In 1923, the company went public and changed its name to Munsingwear, Inc. At the time, it was the largest manufacturer of underwear in the world. Its slogan was "Don't say underwear, say Munsingwear". At its peak it was producing 30,000 garments per day. Its knitting mill was the largest west of the Allegheny Mountains. The company expanded into women's underwear in the 1920s, and starting in 1931, offered Foundettes, which used an elasticized yarn to produce a combination foundation garment that combined a brassiere and a girdle.

Munsingwear was the largest employer of women in the state of Minnesota; at one point, 85% of its 3,000 employees were women. By the 1920s, in part trying to avoid unionization, Munsingwear offered many benefits, some quite progressive for the time. It had a health clinic staffed by a full-time nurse, with regular visits from general practitioners, otolaryngologists (because of air quality problems), dental assistants, and dentists. All of this care was free. Munsingwear also offered access to health insurance; a branch of the Minneapolis Public Library, which circulated 7,500 books a year; a large, fully staffed kitchen, which provided lunches to the entire work force (in shifts); an orchestra, which performed during Thursday lunch breaks; an on-site gymnasium; sports teams; and other benefits.

Its flagship product of recent years, patented in 1943, was the "Kangaroo brief", featuring a horizontal fly and a contoured pouch, as seen in an advertisement showing all its styles of men's underwear available in 1969.

In 1951, the company merged with the Vassar Swiss Underwear Company, which became the Vassar division of Munsingwear.

In 1955, the company began producing its Grand Slam golf shirt, with a Penguin logo. In the 1960s and 1970s, these were the best-selling golf shirts in the world. Munsingwear also added a line of women's golf, bowling, and fashion shirts.

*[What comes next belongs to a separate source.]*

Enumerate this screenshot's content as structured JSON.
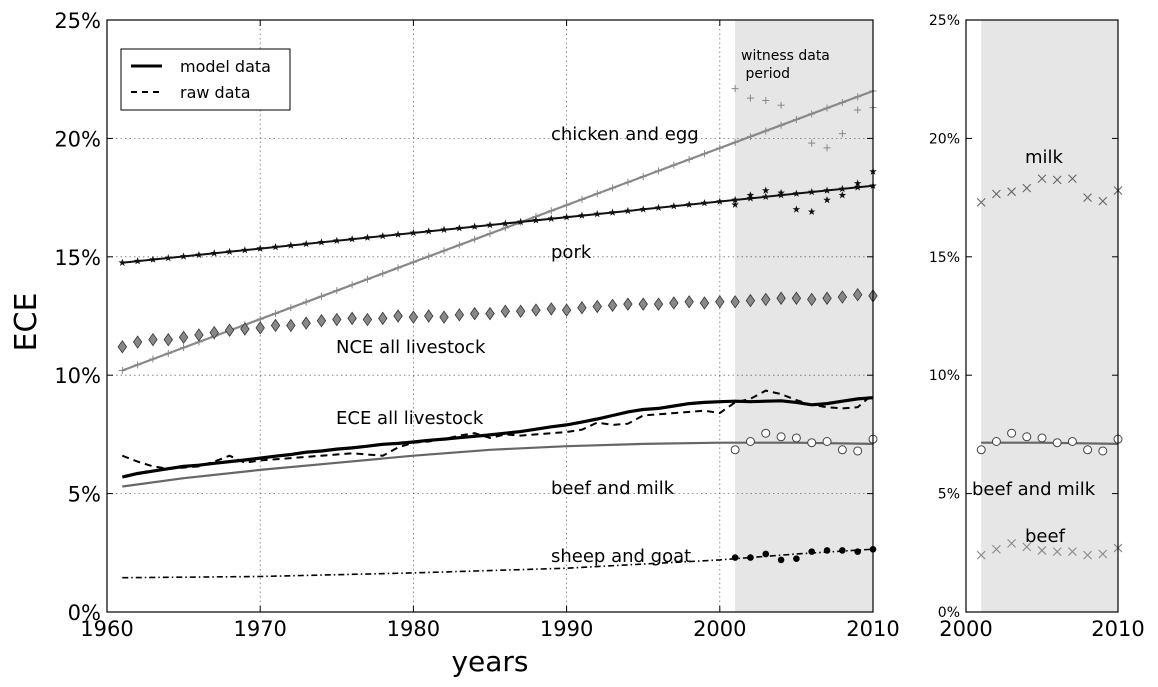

In 1991, the company filed for Chapter 11 reorganization. In 1996, it changed its name to PremiumWear and focused on specialty markets. PremiumWear was in turn bought by the Canadian clothesmaker John Forsyth, which sought bankruptcy protection in 2013. The Munsingwear and Original Penguin brands are currently owned by Perry Ellis.

==United States v. Munsingwear==
Following World War II, the United States sued Munsingwear for alleged violations of a price-fixing regulation, seeking, in separate counts, an injunction and treble damages. While the case was being held on appeal, the commodity involved was decontrolled and the case was rendered moot. The Supreme Court vacated the lower court's ruling, sent the case back to the lower court, and had them render the case moot. This practice has commonly become known as a Munsingwear vacatur.

==Vassar Swiss Underwear Company==
Vassar Swiss Underwear Company began operations in 1900 and was purchased by Northwestern Knitting Company in 1912. The founders were George E. Rutledge, Emil A. Basener, and Frederick S. McCoy. The company started in Chicago, but soon moved operations to Rochelle, Illinois. Shortly after the sale, Northwestern decided to ramp up production and moved Vassar Swiss back to Chicago, building a new plant, named the Vassar Swiss Underwear Company Building. Construction was completed in April of the following year. Vassar Swiss prospered in its new location. Rutledge, now a vice president at parent company Northwestern, joined with other company designers to improve his original union suit design. In 1923, the company constructed an addition on the western portion of their building, by the same architect, to house their box factory and shipping.

Over the next four decades, the company shifted focus and products. Union suits became less popular, and briefs soon became the company's leading product. Vassar Swiss purchased the building from Stewart after having leased it since construction. Rutledge retired in 1937. The company shortened its name to "Vassar Company" and, in 1951, "Vassarette." In 1967, production operations were moved from Chicago to Paris, Texas, and as of 2010, the Vassarette name is owned by Vanity Fair Brands and produces women's underwear.

==Archival material==
The Minnesota Historical Society has a collection of over 3,500 pieces of Munsingwear, donated by the company when it shut down its factory in North Minneapolis, together with company papers, photos, salesman's samples, and premiums.